Active vision

When owls scavenge for prey

Posted by Toon Van de Maele on February 19, 2021 · 6 mins read
[Read the paper]

In the case that a robots needs to manipulate, find, or do anything useful, it first needs to localize its target. Living organisms do this by first exploring the area in a seemingly intelligent manner, choosing locations they have not yet visited. When we are searching for something and find a cue that could potentially lead to the solution, we, like any other organism, will investigate this further to evaluate whether this leads to our target. As this is a logical approach to searching, we ask the question: “Can we mimic this exploratory behaviour by driving viewpoint selection through the active inference paradigm?”

We try to answer this question using a simulated robot manipulator in a workspace with blocks of varying shapes and colors in which the robot is tasked to find a single object.

Expected Free Energy

Active inference posits that living agents minimize their free energy by choosing specific actions. As it is impossible to know what will happen in the future, we can only estimate the free energy at a future point by computing the expected free energy G with respect to a potential viewpoint to visit.

\[\begin{equation} \begin{split} G(\mathbf{v}_{i+1}) &\approx -\underbrace{ \mathbb{E}_{Q(\mathbf{o}_{i+1}| \mathbf{o}_{0:i},\mathbf{v}_{0:i+1})}\big[ \text{D}_\text{KL}[Q(\mathbf{s}|\mathbf{o}_{0:i+1}, \mathbf{v}_{0:i+1})||Q(\mathbf{s}|\mathbf{o}_{0:i}, \mathbf{v}_{0:i})]\big]}_{\text{Epistemic value}} \\ &\quad- \underbrace{\mathbb{E}_{Q(\mathbf{o}_{i+1}| \mathbf{o}_{0:i},\mathbf{v}_{0:i+1})}[ \log P(\mathbf{o}_{0:i+1})]}_{\text{Instrumental value}} \label{eq:efe} \end{split} \end{equation}\]

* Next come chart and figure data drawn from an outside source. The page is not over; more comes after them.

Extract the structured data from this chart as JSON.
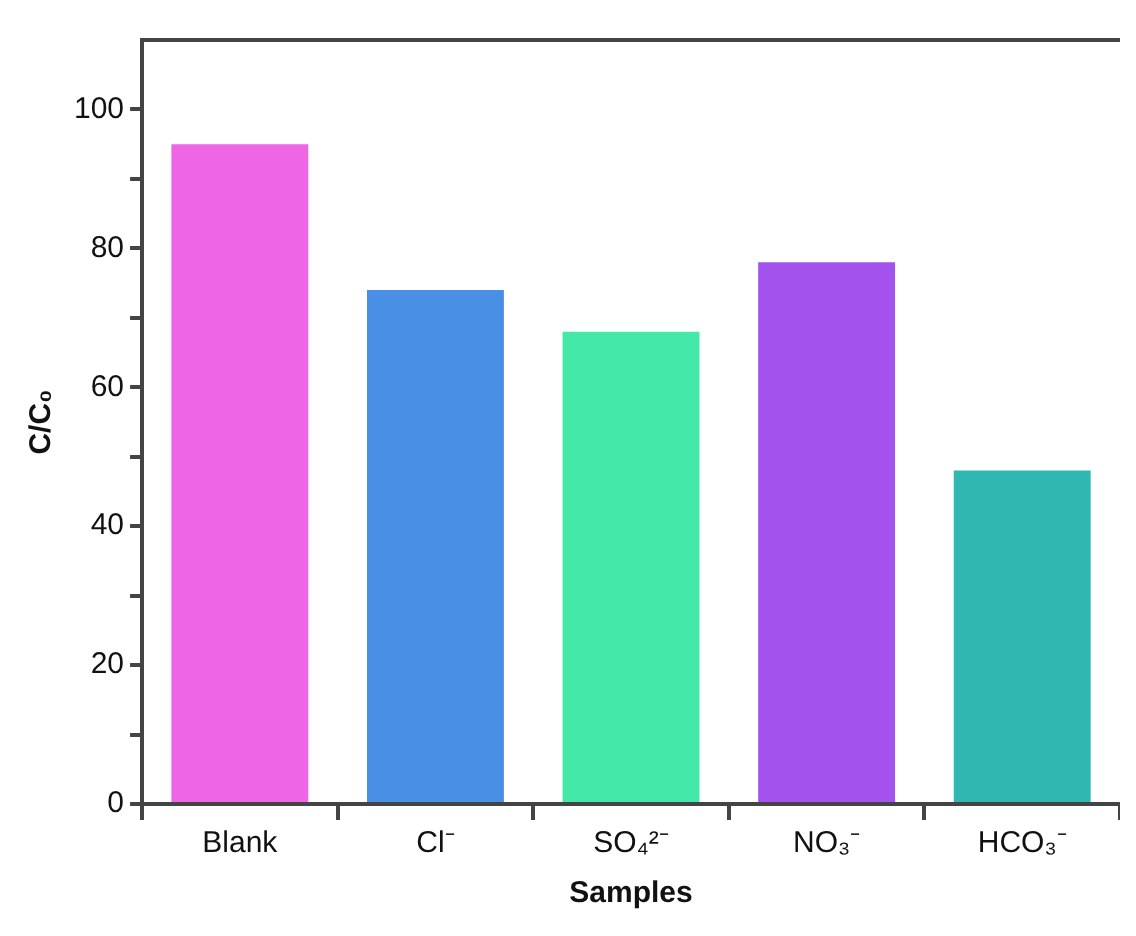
{
  "chart_data": {
    "type": "bar",
    "xlabel": "Samples",
    "ylabel": "C/C₀",
    "categories": [
      "Blank",
      "Cl⁻",
      "SO₄²⁻",
      "NO₃⁻",
      "HCO₃⁻"
    ],
    "values": [
      95,
      74,
      68,
      78,
      48
    ],
    "colors": [
      "#ee66e6",
      "#4a8fe6",
      "#44e8a8",
      "#a352ee",
      "#2fb8b2"
    ],
    "ylim": [
      0,
      110
    ],
    "yticks": [
      0,
      {
        "value": 10,
        "label": null
      },
      20,
      {
        "value": 30,
        "label": null
      },
      40,
      {
        "value": 50,
        "label": null
      },
      60,
      {
        "value": 70,
        "label": null
      },
      80,
      {
        "value": 90,
        "label": null
      },
      100
    ],
    "grid": false,
    "legend": false
  }
}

Intuitively, this equation can be dissected in an epistemic and an instrumental term. The epistemic term computes how much the belief over the environment will change when visiting this novel viewpoint, and thus is a quantification of how much the robot can learn by moving to this position. The instrumental term, on the other hand, reflects how close the expected observation is to the target view the agent is trying to reach.

Generative Model

From the equation of G, it is clear that two elements are crucial in computing the expected free energy: a belief over the environment and the ability to imagine what will be observed. Similar to the blog post on robot imaginations, we learn a generative model by minimizing its surprise from prerecorded sequences to do just that.

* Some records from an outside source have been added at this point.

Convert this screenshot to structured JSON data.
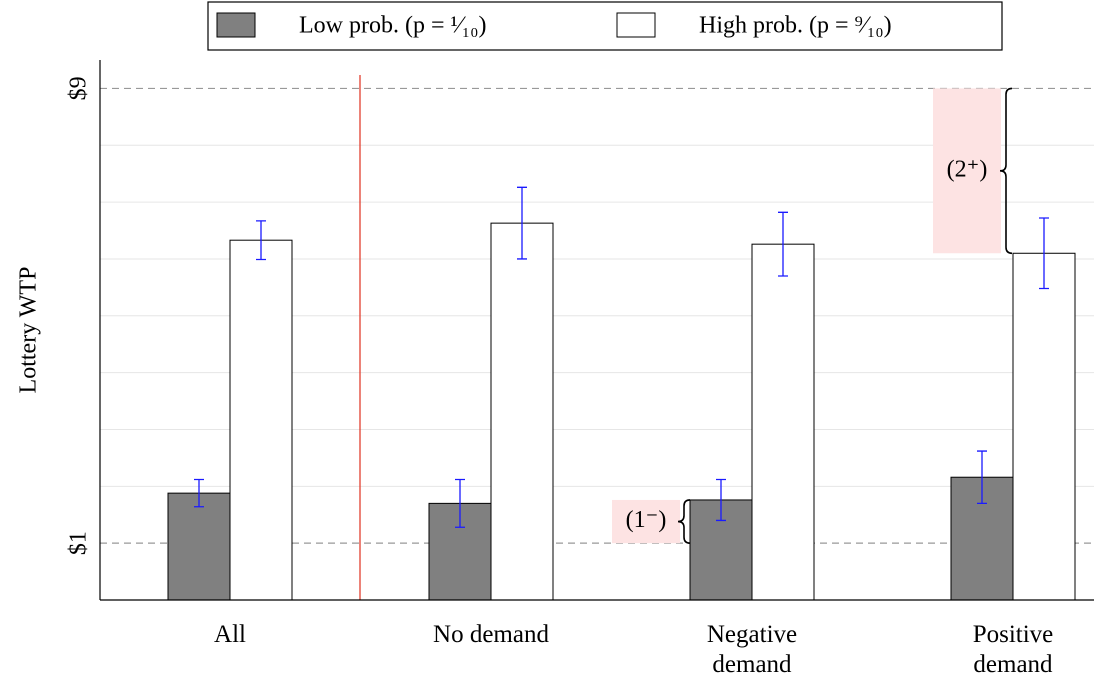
{
  "chart_data": {
    "type": "bar",
    "y_label": "Lottery WTP",
    "categories": [
      "All",
      "No demand",
      "Negative\ndemand",
      "Positive\ndemand"
    ],
    "series": [
      {
        "name": "Low prob. (p = ¹⁄₁₀)",
        "color": "#808080",
        "values": [
          1.88,
          1.7,
          1.76,
          2.16
        ],
        "errors": [
          0.24,
          0.42,
          0.36,
          0.46
        ]
      },
      {
        "name": "High prob. (p = ⁹⁄₁₀)",
        "color": "#ffffff",
        "values": [
          6.33,
          6.63,
          6.26,
          6.1
        ],
        "errors": [
          0.34,
          0.63,
          0.56,
          0.62
        ]
      }
    ],
    "ylim": [
      0,
      9.5
    ],
    "yticks": [
      {
        "value": 1,
        "label": "$1"
      },
      {
        "value": 9,
        "label": "$9"
      }
    ],
    "minor_yticks": [
      2,
      3,
      4,
      5,
      6,
      7,
      8
    ],
    "error_color": "#1a1aff",
    "annotations": [
      {
        "text": "(1⁻)"
      },
      {
        "text": "(2⁺)"
      }
    ]
  }
}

As we consider the world to be unchanging, the model is slightly different from the previous post. The generative model consists of a posterior model that estimates the belief \(p(\mathbf{s} \vert \mathbf{o})\) over the environment from a sequence of observations, and a likelihood model that estimates the most likely observation to encounter when visiting a potential viewpoint. In the video below, you can see imaginative movement of the robotic gripper after scanning the scene shown on the right.

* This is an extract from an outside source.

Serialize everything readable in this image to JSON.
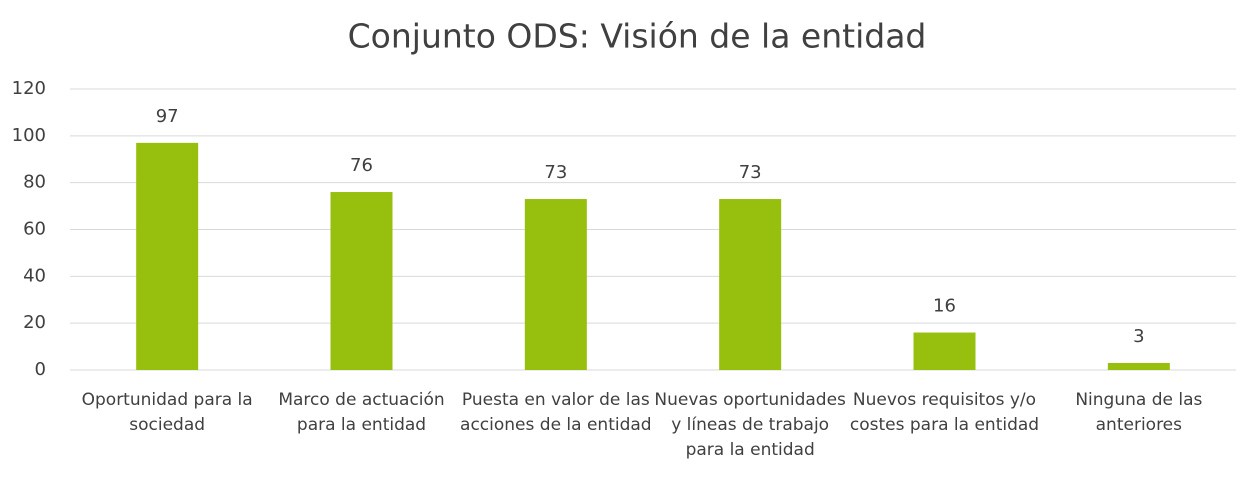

Also, the model will integrate information as new views are collected. For example in the next video, you see how various viewpoints are imagined as more observations are gathered. Before the initial observation, the robot has no idea about the scene and will imagine random objects. After the first observation, the model roughly encodes the location of one blue and two yellow objects. The more observations are integrated, the better the model encodes the position and shape of the different objects in the scene.

Emerging behaviour

When we limit the robotic agent in height, we observe exploring behavior that scans the environment until it has found the target cube. This target is provided to the agent only as an observation. For example in the video below, the robot first moves to a different part of the scene to find yellow objects. Once these are spotted, it can infer the target pose, and moves to that particular location.

In a second experiment, we lift this limitation and allow the robotic agent to move in all three degrees of freedom. Not only does the agent reach its target faster than before, it also first moves upwards to acquire a broader scan of the environment, similar to how owls move to a high vantage point to scavenge for their prey.


The results for this paper show that we can create an intelligent robot that is able to search a real workspace using a learnt generative model using a generic objective. The fact that this objective works using only the imagined transition of belief over the environment and its corresponding observations after selecting a new viewpoint or action show that this approach could easily be extended to more complex use cases with a different generative model. If this model is complex and accurate enough to properly predict the outcome for a large set of possible actions, it could, for example, do manipulation tasks when provided with only a view of the desired solution.

For specifics on how to compute the expected free energy, the neural network parameters and other technical details, we refer you to the scientific paper.